Deciphering host genotype-specific impacts on the metabolic fingerprint of Listeria monocytogenes by FTIR spectroscopy.

ABSTRACT

Bacterial pathogens are known for their wide range of strategies to specifically adapt to host environments and infection sites. An in-depth understanding of these adaptation mechanisms is crucial for the development of effective therapeutics and new prevention measures. In this study, we assessed the suitability of Fourier Transform Infrared (FTIR) spectroscopy for monitoring metabolic adaptations of the bacterial pathogen Listeria monocytogenes to specific host genotypes and for exploring the potential of FTIR spectroscopy to gain novel insights into the host-pathogen interaction.
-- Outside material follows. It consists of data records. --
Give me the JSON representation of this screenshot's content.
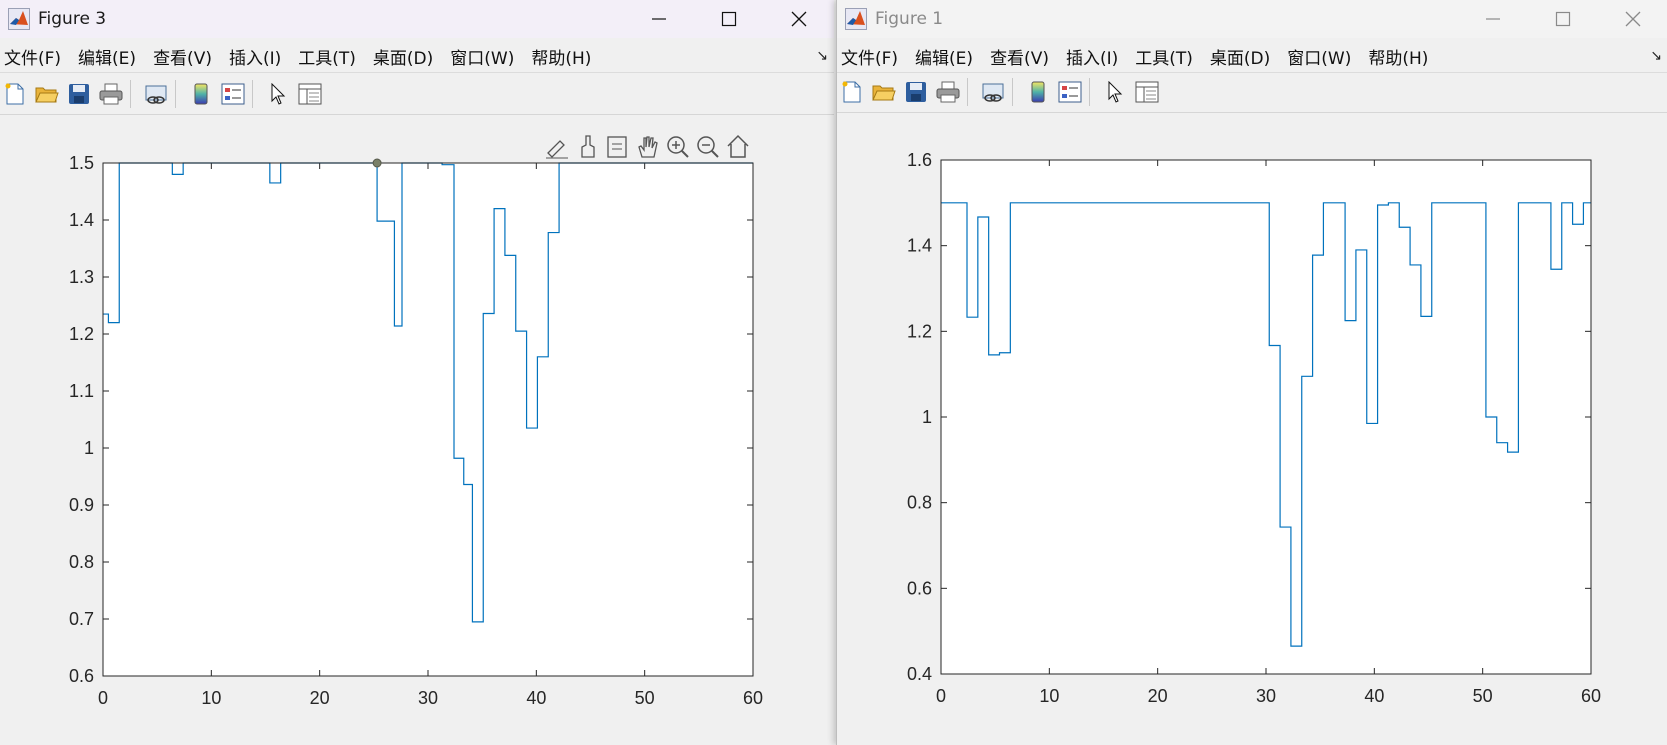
{
  "figure3": {
    "title": "Figure 3",
    "menu": [
      "文件(F)",
      "编辑(E)",
      "查看(V)",
      "插入(I)",
      "工具(T)",
      "桌面(D)",
      "窗口(W)",
      "帮助(H)"
    ],
    "toolbar_icons": [
      "new-file-icon",
      "open-folder-icon",
      "save-icon",
      "print-icon",
      "link-icon",
      "colorbar-icon",
      "legend-icon",
      "pointer-icon",
      "property-inspector-icon"
    ],
    "axes_toolbar_icons": [
      "brush-edit-icon",
      "data-brush-icon",
      "data-tips-icon",
      "pan-hand-icon",
      "zoom-in-icon",
      "zoom-out-icon",
      "home-icon"
    ]
  },
  "figure1": {
    "title": "Figure 1",
    "menu": [
      "文件(F)",
      "编辑(E)",
      "查看(V)",
      "插入(I)",
      "工具(T)",
      "桌面(D)",
      "窗口(W)",
      "帮助(H)"
    ],
    "toolbar_icons": [
      "new-file-icon",
      "open-folder-icon",
      "save-icon",
      "print-icon",
      "link-icon",
      "colorbar-icon",
      "legend-icon",
      "pointer-icon",
      "property-inspector-icon"
    ]
  },
  "colors": {
    "line": "#0072BD",
    "axes_bg": "#ffffff",
    "figure_bg": "#f0f0f0"
  },
  "chart_data": [
    {
      "type": "line",
      "title": "",
      "xlabel": "",
      "ylabel": "",
      "xlim": [
        0,
        60
      ],
      "ylim": [
        0.6,
        1.5
      ],
      "xticks": [
        0,
        10,
        20,
        30,
        40,
        50,
        60
      ],
      "yticks": [
        0.6,
        0.7,
        0.8,
        0.9,
        1,
        1.1,
        1.2,
        1.3,
        1.4,
        1.5
      ],
      "ytick_labels": [
        "0.6",
        "0.7",
        "0.8",
        "0.9",
        "1",
        "1.1",
        "1.2",
        "1.3",
        "1.4",
        "1.5"
      ],
      "datatip_marker": [
        25.3,
        1.5
      ],
      "steps": [
        [
          0,
          1.235
        ],
        [
          0.5,
          1.22
        ],
        [
          1.5,
          1.5
        ],
        [
          6.4,
          1.48
        ],
        [
          7.4,
          1.5
        ],
        [
          15.4,
          1.465
        ],
        [
          16.4,
          1.5
        ],
        [
          25.3,
          1.398
        ],
        [
          26.3,
          1.398
        ],
        [
          26.9,
          1.214
        ],
        [
          27.6,
          1.5
        ],
        [
          31.3,
          1.497
        ],
        [
          32.4,
          0.982
        ],
        [
          33.3,
          0.936
        ],
        [
          34.1,
          0.695
        ],
        [
          35.1,
          1.236
        ],
        [
          36.1,
          1.42
        ],
        [
          37.1,
          1.338
        ],
        [
          38.1,
          1.205
        ],
        [
          39.1,
          1.035
        ],
        [
          40.1,
          1.16
        ],
        [
          41.1,
          1.378
        ],
        [
          42.1,
          1.5
        ],
        [
          60,
          1.5
        ]
      ]
    },
    {
      "type": "line",
      "title": "",
      "xlabel": "",
      "ylabel": "",
      "xlim": [
        0,
        60
      ],
      "ylim": [
        0.4,
        1.6
      ],
      "xticks": [
        0,
        10,
        20,
        30,
        40,
        50,
        60
      ],
      "yticks": [
        0.4,
        0.6,
        0.8,
        1,
        1.2,
        1.4,
        1.6
      ],
      "ytick_labels": [
        "0.4",
        "0.6",
        "0.8",
        "1",
        "1.2",
        "1.4",
        "1.6"
      ],
      "steps": [
        [
          0,
          1.5
        ],
        [
          2.4,
          1.233
        ],
        [
          3.4,
          1.467
        ],
        [
          4.4,
          1.145
        ],
        [
          5.4,
          1.15
        ],
        [
          6.4,
          1.5
        ],
        [
          30.3,
          1.167
        ],
        [
          31.3,
          0.743
        ],
        [
          32.3,
          0.465
        ],
        [
          33.3,
          1.095
        ],
        [
          34.3,
          1.378
        ],
        [
          35.3,
          1.5
        ],
        [
          37.3,
          1.225
        ],
        [
          38.3,
          1.39
        ],
        [
          39.3,
          0.985
        ],
        [
          40.3,
          1.495
        ],
        [
          41.3,
          1.5
        ],
        [
          42.3,
          1.443
        ],
        [
          43.3,
          1.355
        ],
        [
          44.3,
          1.235
        ],
        [
          45.3,
          1.5
        ],
        [
          50.3,
          1.0
        ],
        [
          51.3,
          0.94
        ],
        [
          52.3,
          0.918
        ],
        [
          53.3,
          1.5
        ],
        [
          56.3,
          1.345
        ],
        [
          57.3,
          1.5
        ],
        [
          58.3,
          1.45
        ],
        [
          59.3,
          1.5
        ],
        [
          60,
          1.5
        ]
      ]
    }
  ]
}
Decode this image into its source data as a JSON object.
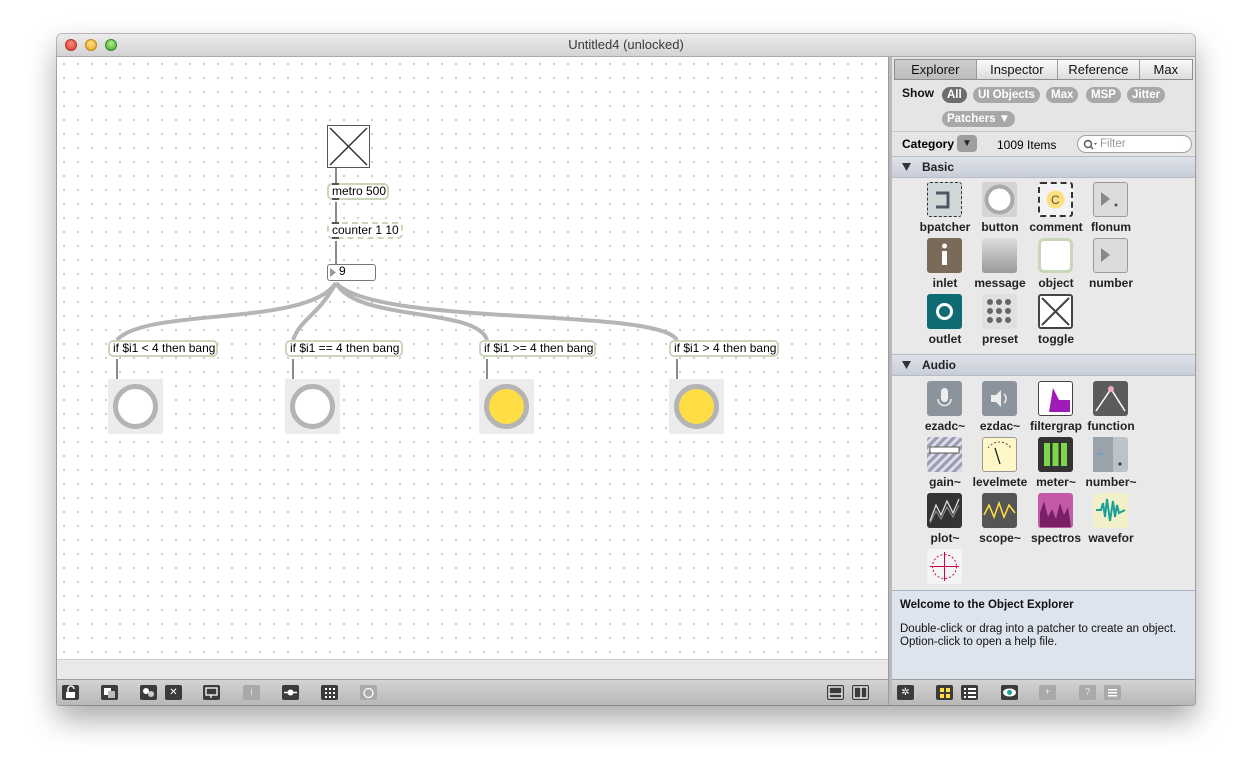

Three different mouse genotypes, showing different susceptibility to L. monocytogenes infections, were challenged with L. monocytogenes and re-isolated bacteria were subjected to FTIR spectroscopy. The bacteria from mice with different survival characteristics showed distinct IR spectral patterns, reflecting specific changes in the backbone conformation and the hydrogen-bonding pattern of the protein secondary structure in the bacterial cell. Coupling FTIR spectroscopy with chemometrics allowed us to link bacterial metabolic fingerprints with host infection susceptibility and to decipher longtime memory effects of the host on the bacteria. After prolonged cultivation of host-passaged bacteria under standard laboratory conditions, the host's imprint on bacterial metabolism vanished, which suggests a revertible metabolic adaptation of bacteria to host environment and loss of host environment triggered memory effects over time. In summary, our work demonstrates the potential and power of FTIR spectroscopy to be used as a fast, simple and highly discriminatory tool to investigate the mechanism of bacterial host adaptation on a macromolar and metabolic level.